Mark dan Haechan alihkan wajahnya. Menatap sang pegawai wanita yang kini hentikan pedal sepedanya, melambai dan tawarkan mereka agar datang pada pesta nanti malam. Hanya itu yang diucapkan hingga akhirnya dia berlalu pergi dengan tawa renyah disepanjang jalan.

Kedua laki-laki yang masih terdiam itu kembali saling tatap. Menyipitkan mata sebelum yang berkulit tan mendorong pundak sang laki-laki beralis camar agar jauh darinya.

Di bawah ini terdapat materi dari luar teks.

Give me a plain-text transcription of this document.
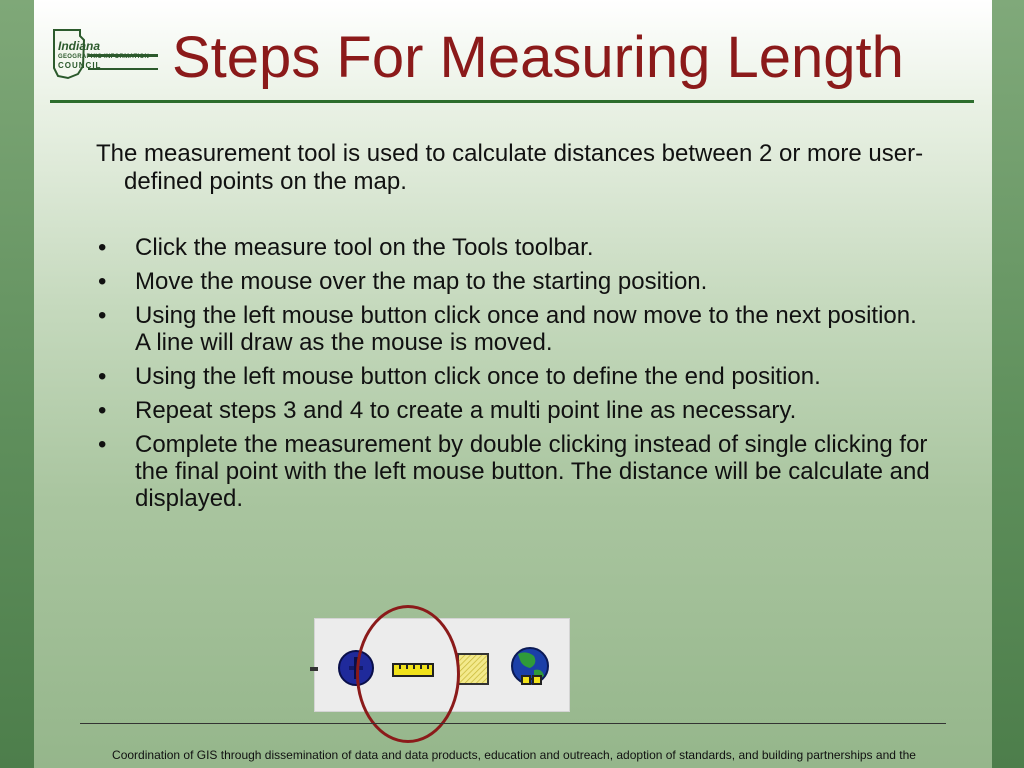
Indiana
GEOGRAPHIC INFORMATION
COUNCIL	Steps For Measuring Length

The measurement tool is used to calculate distances between 2 or more user-defined points on the map.

• Click the measure tool on the Tools toolbar.
• Move the mouse over the map to the starting position.
• Using the left mouse button click once and now move to the next position. A line will draw as the mouse is moved.
• Using the left mouse button click once to define the end position.
• Repeat steps 3 and 4 to create a multi point line as necessary.
• Complete the measurement by double clicking instead of single clicking for the final point with the left mouse button. The distance will be calculate and displayed.
Coordination of GIS through dissemination of data and data products, education and outreach, adoption of standards, and building partnerships and the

"Sebaiknya kita pergi ke tempat lain lagi, aku tak ingin di sini lagi." ucapnya keluar dari lapangan berpagar yang sangat luas, ia melangkah dekatkan diri pada sepeda yang terparkir di luar pagar pembatas.

Tidak urung itu membawa tawa kecil pada sang laki-laki beralis camar, ia ikuti langkah sang laki-laki berkulit tan agar keluar dari lapangan yang luas.

"Kau datang nanti malam?" tanyanya saat tubuhnya sejajar dengan sang laki-laki berkulit tan.

"Tentu saja, bukankah ini gratis. Kurasa menghadiri pesta di malam terakhirku adalah agenda yang sangat bagus."

Ucapan Haechan membuat senyum itu luntur, terlalu bersenang-senang hingga otaknya lupa jika sang laki-laki berkulit tan hanya singgah tiga hari di tempat indah ini. Begitupun dengan dirinya.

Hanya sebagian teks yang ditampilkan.